P.S., This is the same situation as when you wanted our entire UI to use the "Curlz" font, which isn't included with macOS by default, and you complained that someone at Apple must think their own opinion on fonts matters more than yours.


"Sorry, boss, we can't do a pie chart because someone at Apple thinks someone in academia's opinions on them matter more than yours."

That's an odd way of framing it. It's a bit like saying "sorry, we can't buy lead cookies, because someone at the store thinks someone in academia's opinions on the toxicity of lead matters more than your desire to feed lead cookies to your mum." I guess you'll just have to bake your own lead cookies if you want to poison your mum and don't believe in "academia" and their "reality" and other such peculiar ideas. It's not like the store took away your oven, they just made it a bit harder to do something stupid.

Props to Apple for putting user experience above making it convenient for devs to trick their users by showing them misleading visualizations. I wish they'd do that more.

I also wish Microsoft started doing the same. Microsoft has had utterly wrong pie charts in Office for like thirty years now. The complete abdication of responsibility boggles the mind. These clowns have caused literally billions of people to see completely misleading data visualizations.


> Sorry, boss, we can't do a pie chart because I'm unable to write software myself, or even use third-party components.

Nah. Apple describes the library as "a flexible framework that helps you create charts entirely in SwiftUI that look and feel right at home on all Apple platforms. Discover how you can use compositional syntax to make informative, delightful, and accessible charts with less code." If it doesn't have pie charts, it doesn't do that.

Obviously, the existence of Swift Charts doesn't take away from my ability to use a different library instead, or to roll my own. But that doesn't change that this is an asinine ivory-tower decision.

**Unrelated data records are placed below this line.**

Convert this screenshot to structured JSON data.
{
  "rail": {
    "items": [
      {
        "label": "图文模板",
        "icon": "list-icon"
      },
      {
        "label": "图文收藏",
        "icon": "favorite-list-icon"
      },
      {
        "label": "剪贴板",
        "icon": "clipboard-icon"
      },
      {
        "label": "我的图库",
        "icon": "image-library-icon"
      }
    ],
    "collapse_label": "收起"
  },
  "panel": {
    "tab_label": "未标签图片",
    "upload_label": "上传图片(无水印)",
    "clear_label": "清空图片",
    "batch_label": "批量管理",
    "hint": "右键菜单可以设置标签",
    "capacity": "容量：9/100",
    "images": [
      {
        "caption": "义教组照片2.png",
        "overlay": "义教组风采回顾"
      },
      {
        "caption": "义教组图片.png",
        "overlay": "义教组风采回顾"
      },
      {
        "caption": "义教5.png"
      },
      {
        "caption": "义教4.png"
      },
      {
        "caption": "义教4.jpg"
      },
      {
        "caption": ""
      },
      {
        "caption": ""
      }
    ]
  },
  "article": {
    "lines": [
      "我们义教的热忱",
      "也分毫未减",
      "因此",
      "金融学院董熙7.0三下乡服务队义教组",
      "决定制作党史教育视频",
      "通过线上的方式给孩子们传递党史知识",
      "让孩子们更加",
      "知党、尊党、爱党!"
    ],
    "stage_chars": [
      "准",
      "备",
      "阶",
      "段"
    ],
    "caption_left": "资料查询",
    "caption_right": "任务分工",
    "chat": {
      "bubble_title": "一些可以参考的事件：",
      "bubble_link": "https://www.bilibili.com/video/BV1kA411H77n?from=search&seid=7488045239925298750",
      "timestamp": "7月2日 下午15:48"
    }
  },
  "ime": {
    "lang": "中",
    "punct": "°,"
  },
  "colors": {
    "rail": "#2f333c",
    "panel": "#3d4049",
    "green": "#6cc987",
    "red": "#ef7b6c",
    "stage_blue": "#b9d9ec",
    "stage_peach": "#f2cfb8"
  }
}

> If you want to confuse or obfuscate our data, instead of a pie chart, we could just present a raw table of numbers. Or if you just want something round on the screen, we can add some clip-art circles.

OK, so Apple now wants to remove pie charts from Numbers dot app?

Or Apple wants to stop using 3D pie charts in their keynotes? At least those are _actually_ problematic, because the faux perspective distorts perceived values.

>These clowns have caused literally billions of people to see completely misleading data visualizations.

Users want pie charts. Therefore, Excel supports pie charts. As does Apple's Numbers.

If you want to get rid of bad math from Swift, start with floating-point numbers instead of pie charts.